Beitragvon bolfo » 15.06.2019, 12:52

Kugelblitz hat geschrieben:Und das alles gilt sogar, ohne daß man sich die Situation in Kanada genauer anschaut. Tut man das nämlich, so kommt heraus, daß die von Vettel gewählte Linie die mit Abstand sicherste Art war, auf die Strecke zurückzukommen. Aufgrund der Geschwindigkeit und der Mauer links bestand zum Zurückkommen ohnehin keine Alternative. Und jeder Versuch, es anders zu machen, hätte im Dreher oder Crash geendet. Sogar daß er am Ende wieder Gas gibt, ist hier positiv zu sehen - da Hamilton andernfalls nicht nur hätte vom Gas gehen müssen, sondern eine Vollbremsung machen, um nicht in Vettel zu krachen.
Vettel hat also nicht nur alles richtig gemacht er hat auch instinktiv die sicherste Variante gewählt, daß beide Fahrer im Rennen bleiben konnten. Dafür eine Strafe "wegen unsicheren Zurückkommens" zu erhalten, ist einfach nur unfaßbar dumm von den Stewarts.


Es ist nicht nur unfassbar dumm, sondern zeigt auch das Problem, dass wir Rechtsanwälte dabei haben, die sich lieber auf Wortklaubereien einlassen als auf realitätsnahe Ansichtspunkte. Denn rein theoretisch müsste man nun jeglichen Fahrer bestrafen, der sich "auf die Strecke zurückdreht", weil dies unsicher ist. Rein theoretisch müsste man Webber nachtragend zusätzlich für den Unfall in Südkorea 2010 bestrafen:

https://www.youtube.com/watch?v=pO7sEYTkqmY

Er ist bereits neben der Strecke. Aber er dreht sich in die Strecke zurück. Eindeutig ein gefährliches Zurückkommen. Er hätte ja einfach gerade aus fahren können. Und es kommt ja sogar zur Kollision.


Würde man hier deshalb den Wortlaut 1:1 umsetzen, müsste Webber bestraft werden. Wie alle anderen, die so unkontrolliert wieder auf die Strecke schliddern. Na dann gute Nacht.

Genau solche Wortklaubereien machen den Rennsport kaputt. Das ist, wie die Geschichte, als man einem Unfallopfer die Rechnung für das Saubermachen der Unfallstelle, wo man seine Blutlache entfernen musste, nach Hause schickt, weil es in der Stadtverordnung steht, dass man Leute, die die Umgebung verschmutzen, büssen darf. Oder die Geschichte hier in der Schweiz, als beim Brand im Gotthardtunnel ein Italiener Menschen aus dem Tunnel half, dabei eine Rauchvergiftung als Folge hatte und dann den Spitalaufenthalt selbst hätte bezahlen sollen, weil er nicht hier versichert war und seine Krankenkasse dies nicht abdeckte.

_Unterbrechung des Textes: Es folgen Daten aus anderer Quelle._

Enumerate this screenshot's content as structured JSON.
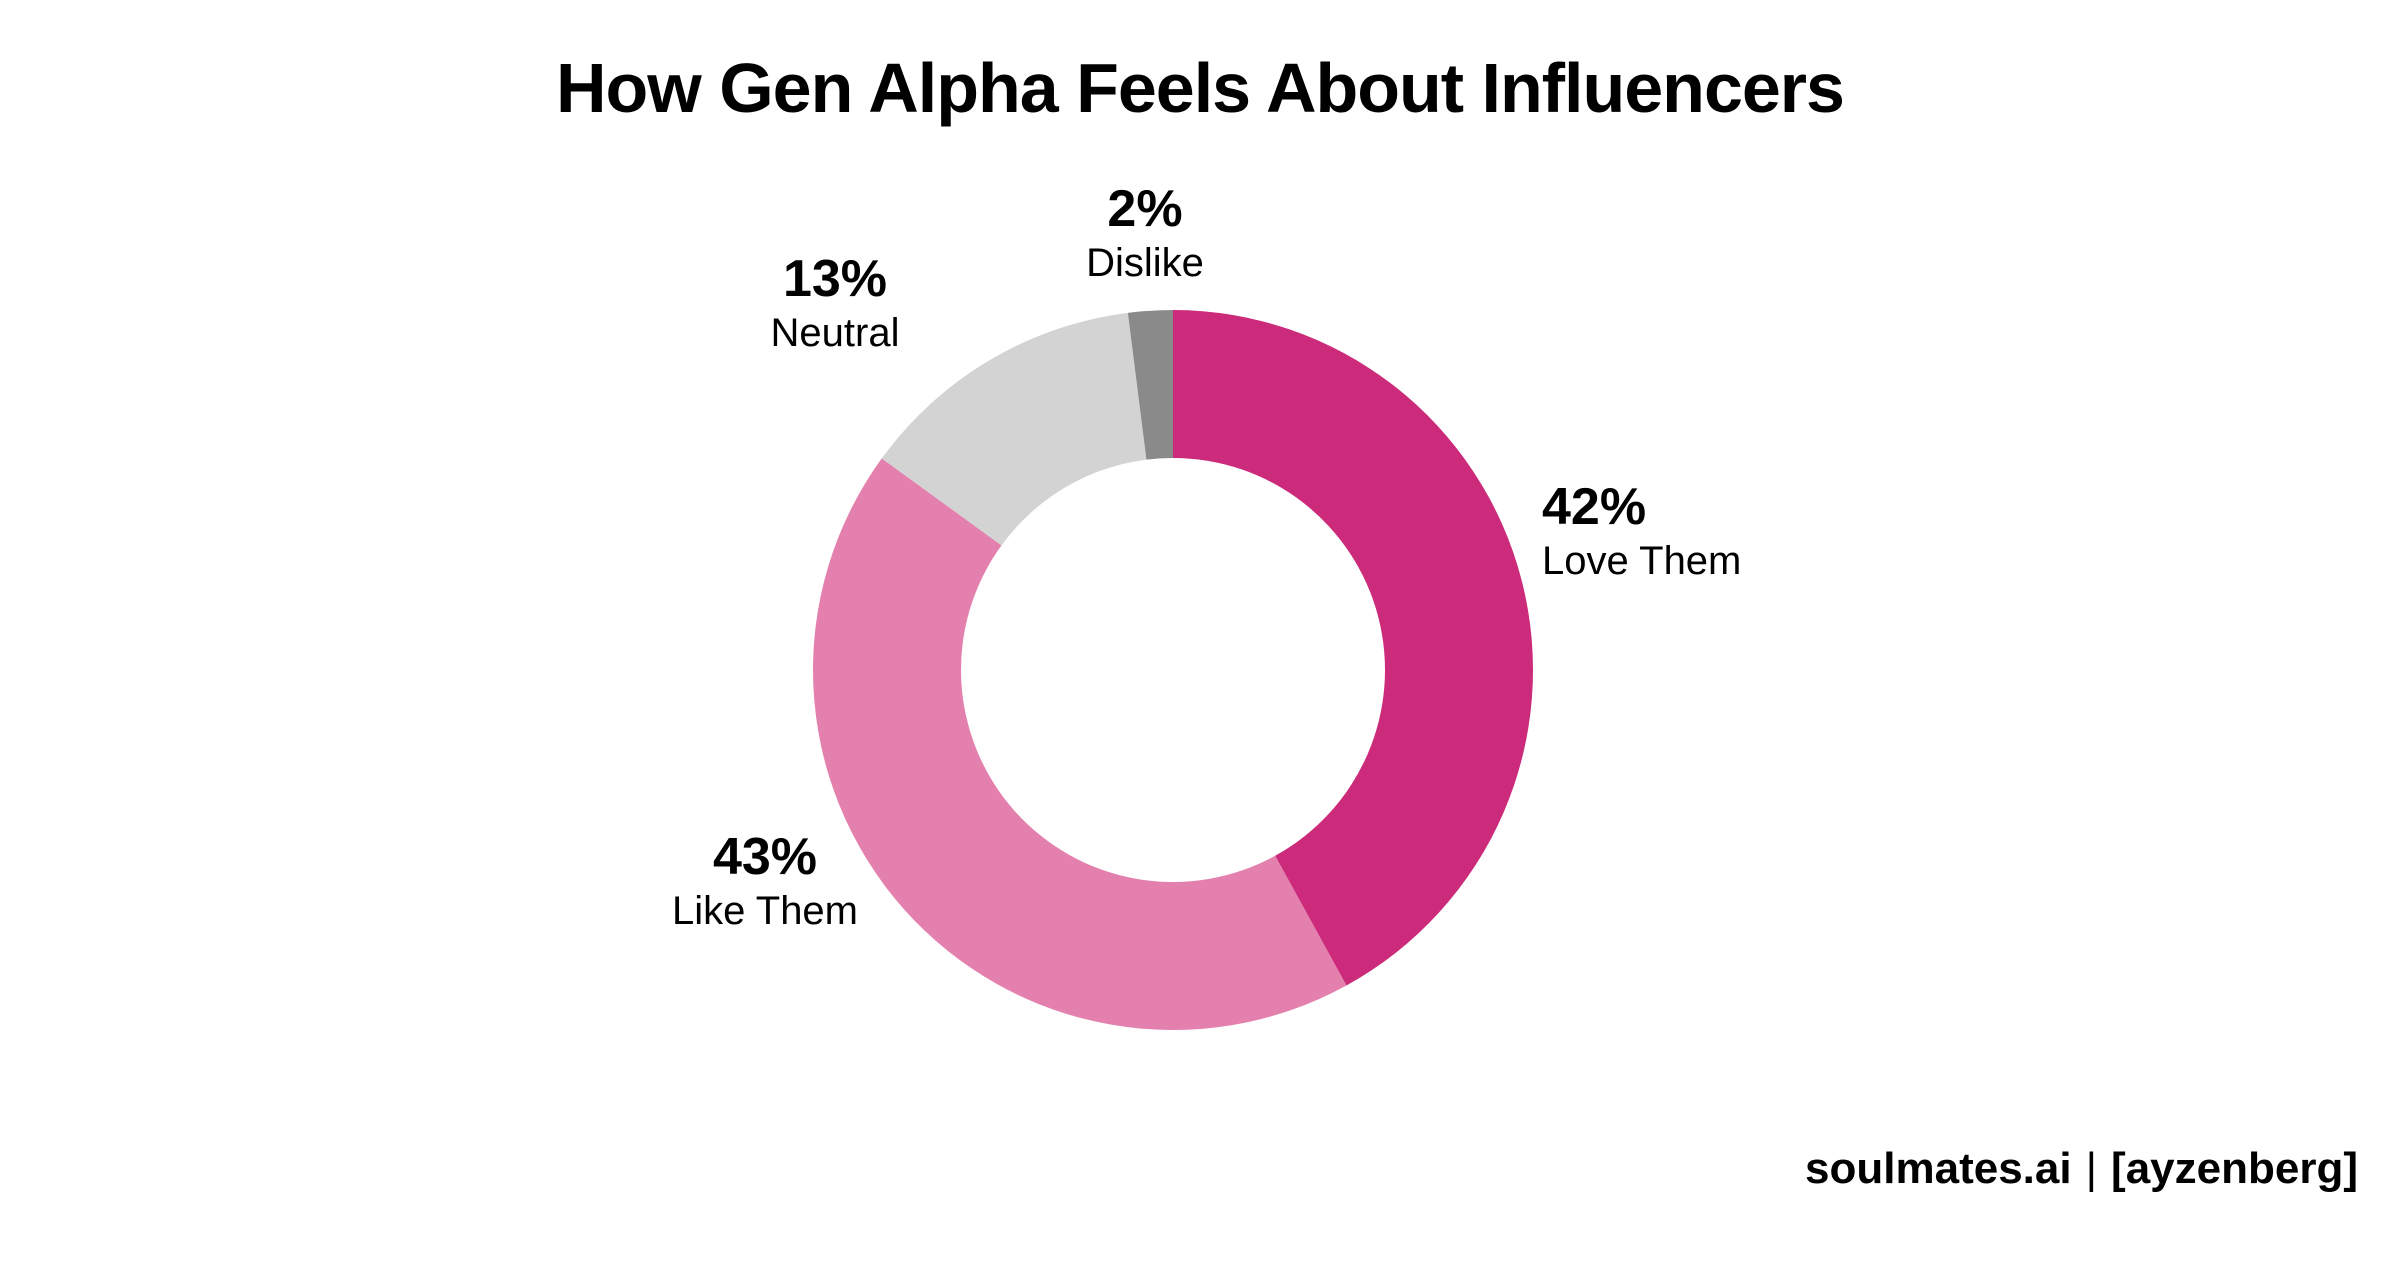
{
  "chart_data": {
    "type": "pie",
    "variant": "donut",
    "title": "How Gen Alpha Feels About Influencers",
    "slices": [
      {
        "label": "Love Them",
        "value": 42,
        "display": "42%",
        "color": "#CC2A7A"
      },
      {
        "label": "Like Them",
        "value": 43,
        "display": "43%",
        "color": "#E480AD"
      },
      {
        "label": "Neutral",
        "value": 13,
        "display": "13%",
        "color": "#D3D3D3"
      },
      {
        "label": "Dislike",
        "value": 2,
        "display": "2%",
        "color": "#8A8A8A"
      }
    ],
    "start": "12 o'clock",
    "direction": "clockwise",
    "legend": "none"
  },
  "footer": {
    "brand": "soulmates.ai",
    "separator": "|",
    "partner": "[ayzenberg]"
  }
}
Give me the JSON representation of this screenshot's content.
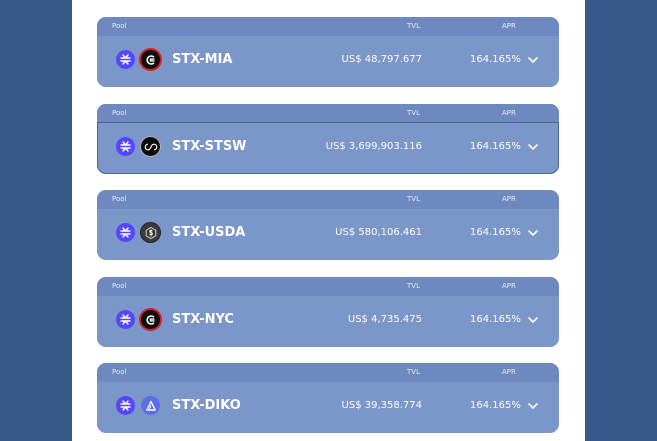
{
  "headers": {
    "pool": "Pool",
    "tvl": "TVL",
    "apr": "APR"
  },
  "pools": [
    {
      "pair": "STX-MIA",
      "tvl": "US$ 48,797.677",
      "apr": "164.165%",
      "token": "miamicoin-icon"
    },
    {
      "pair": "STX-STSW",
      "tvl": "US$ 3,699,903.116",
      "apr": "164.165%",
      "token": "stackswap-icon"
    },
    {
      "pair": "STX-USDA",
      "tvl": "US$ 580,106.461",
      "apr": "164.165%",
      "token": "usda-icon"
    },
    {
      "pair": "STX-NYC",
      "tvl": "US$ 4,735.475",
      "apr": "164.165%",
      "token": "nycitycoin-icon"
    },
    {
      "pair": "STX-DIKO",
      "tvl": "US$ 39,358.774",
      "apr": "164.165%",
      "token": "arkadiko-icon"
    }
  ],
  "colors": {
    "background": "#37598a",
    "card": "#7b96c9",
    "card_header": "#6e89bf",
    "stx": "#5546ff"
  }
}
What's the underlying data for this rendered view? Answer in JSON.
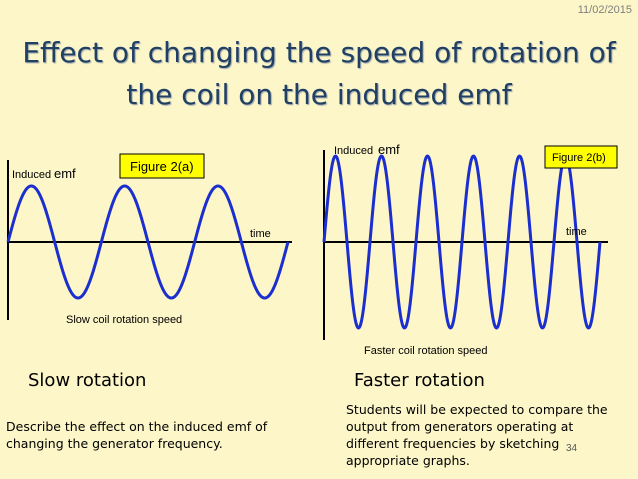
{
  "slide": {
    "date": "11/02/2015",
    "title_line1": "Effect of changing the speed of rotation of",
    "title_line2": "the coil on the induced emf",
    "left_caption": "Slow rotation",
    "right_caption": "Faster rotation",
    "left_note": "Describe the effect on the induced emf of changing the generator frequency.",
    "right_note": "Students will be expected to compare the output from generators operating at different frequencies by sketching appropriate graphs.",
    "page_number": "34"
  },
  "chart_data": [
    {
      "type": "line",
      "figure_label": "Figure 2(a)",
      "ylabel_prefix": "Induced",
      "ylabel_emf": "emf",
      "xlabel": "time",
      "subtitle": "Slow coil rotation speed",
      "cycles": 3,
      "amplitude": 1,
      "phase": "starts at zero, rising"
    },
    {
      "type": "line",
      "figure_label": "Figure 2(b)",
      "ylabel_prefix": "Induced",
      "ylabel_emf": "emf",
      "xlabel": "time",
      "subtitle": "Faster coil rotation speed",
      "cycles": 6,
      "amplitude": 1,
      "phase": "starts at zero, rising"
    }
  ],
  "colors": {
    "wave": "#1b2fcf",
    "figure_box": "#ffff00",
    "title": "#1f3f63",
    "background": "#fdf6c8"
  }
}
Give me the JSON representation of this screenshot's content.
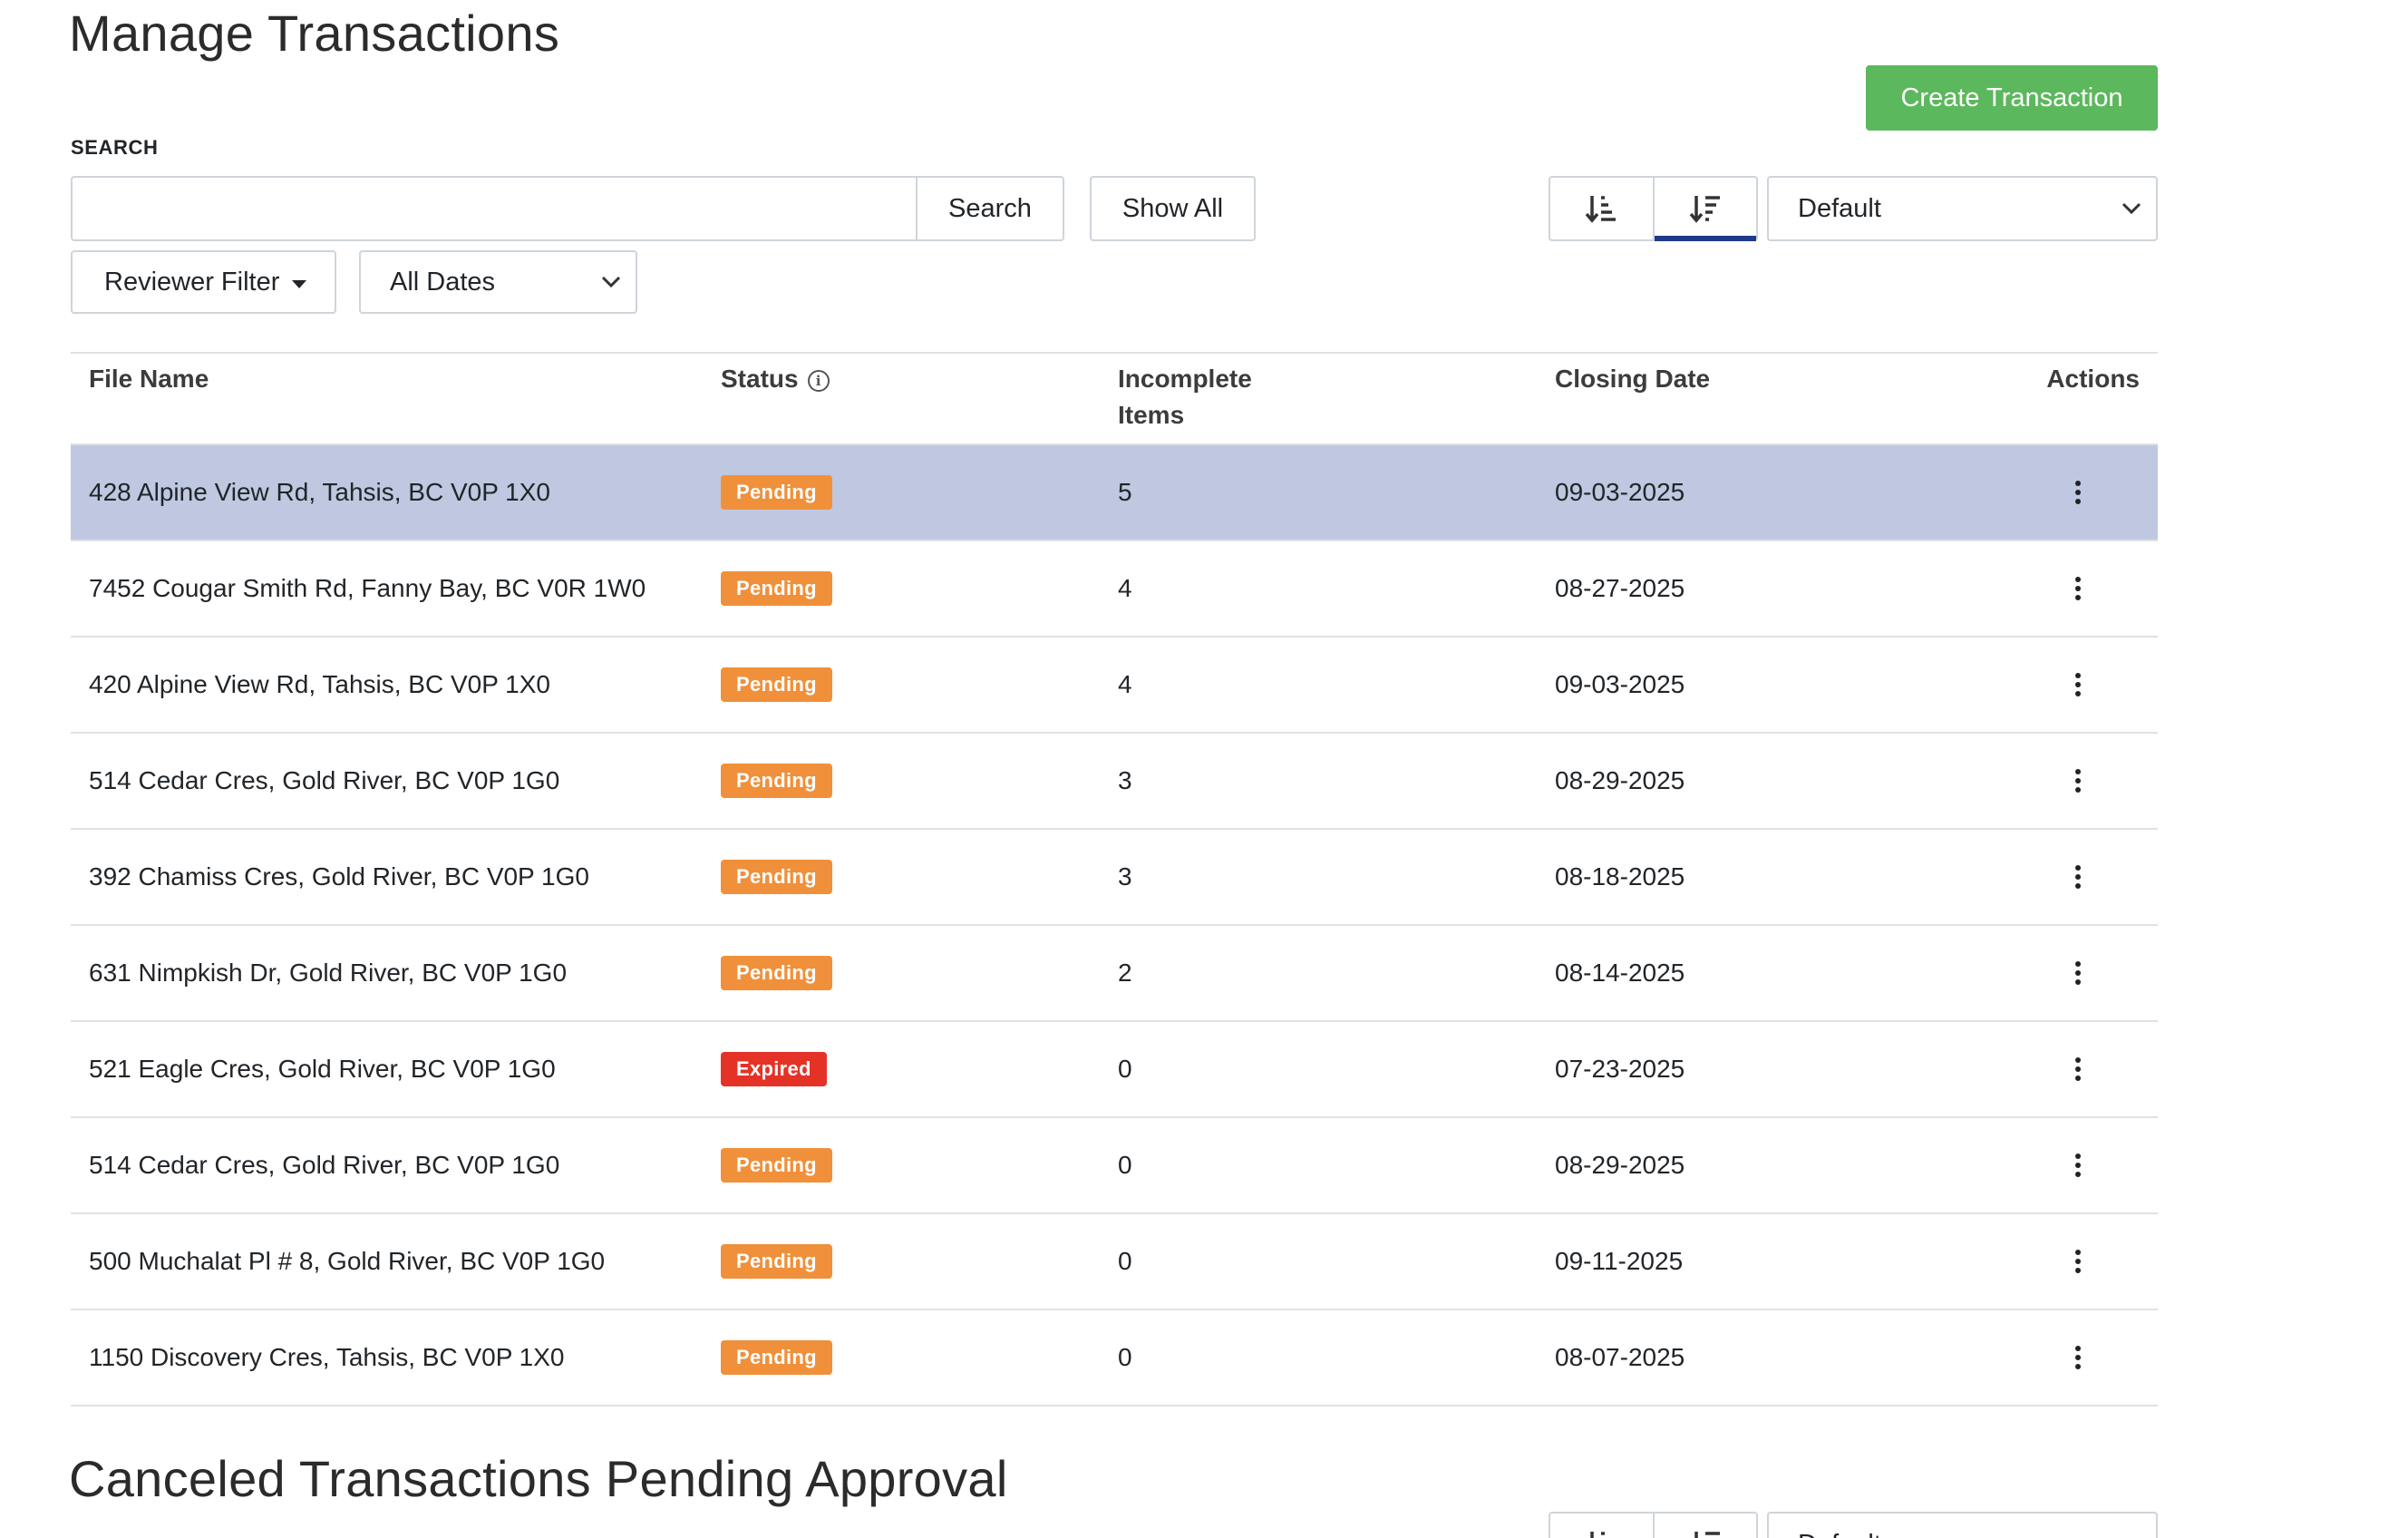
{
  "header": {
    "title": "Manage Transactions",
    "create_button": "Create Transaction"
  },
  "search": {
    "label": "SEARCH",
    "value": "",
    "placeholder": "",
    "search_button": "Search",
    "show_all_button": "Show All"
  },
  "sort": {
    "ascending_icon": "sort-ascending-icon",
    "descending_icon": "sort-descending-icon",
    "active": "descending",
    "select_value": "Default"
  },
  "filters": {
    "reviewer_filter": "Reviewer Filter",
    "dates_select": "All Dates"
  },
  "table": {
    "columns": {
      "file_name": "File Name",
      "status": "Status",
      "incomplete_line1": "Incomplete",
      "incomplete_line2": "Items",
      "closing_date": "Closing Date",
      "actions": "Actions"
    },
    "rows": [
      {
        "file": "428 Alpine View Rd, Tahsis, BC V0P 1X0",
        "status": "Pending",
        "items": "5",
        "date": "09-03-2025",
        "selected": true
      },
      {
        "file": "7452 Cougar Smith Rd, Fanny Bay, BC V0R 1W0",
        "status": "Pending",
        "items": "4",
        "date": "08-27-2025"
      },
      {
        "file": "420 Alpine View Rd, Tahsis, BC V0P 1X0",
        "status": "Pending",
        "items": "4",
        "date": "09-03-2025"
      },
      {
        "file": "514 Cedar Cres, Gold River, BC V0P 1G0",
        "status": "Pending",
        "items": "3",
        "date": "08-29-2025"
      },
      {
        "file": "392 Chamiss Cres, Gold River, BC V0P 1G0",
        "status": "Pending",
        "items": "3",
        "date": "08-18-2025"
      },
      {
        "file": "631 Nimpkish Dr, Gold River, BC V0P 1G0",
        "status": "Pending",
        "items": "2",
        "date": "08-14-2025"
      },
      {
        "file": "521 Eagle Cres, Gold River, BC V0P 1G0",
        "status": "Expired",
        "items": "0",
        "date": "07-23-2025"
      },
      {
        "file": "514 Cedar Cres, Gold River, BC V0P 1G0",
        "status": "Pending",
        "items": "0",
        "date": "08-29-2025"
      },
      {
        "file": "500 Muchalat Pl # 8, Gold River, BC V0P 1G0",
        "status": "Pending",
        "items": "0",
        "date": "09-11-2025"
      },
      {
        "file": "1150 Discovery Cres, Tahsis, BC V0P 1X0",
        "status": "Pending",
        "items": "0",
        "date": "08-07-2025"
      }
    ]
  },
  "canceled_section": {
    "title": "Canceled Transactions Pending Approval",
    "select_value": "Default"
  },
  "colors": {
    "create_button": "#5cb85c",
    "pending_badge": "#f0903a",
    "expired_badge": "#e53227",
    "selected_row": "#bfc8e0",
    "active_sort_underline": "#1f3a8a"
  }
}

Einfach unfassbar dumm, weil man einfach Gesetzestexte 1:1 umwandelt, ohne Rücksicht auf Verluste.

Wenn die F1 eines nicht braucht, dann sind es Anwälte. Nein, die F1 braucht Rennfahrer. Und zwar solche, die wieder echtes Racing leben, und nicht zuerst ein 100-seitiges Reglement studieren müssen, ehe sie wissen, wie man straffrei überholt oder verteidigt. Ich will Racing sehen, und nicht jedes Rennwochenende einen Gerichtsprozess, wo man mit juristischen Finessen festlegt, wer am Ende vorne ist.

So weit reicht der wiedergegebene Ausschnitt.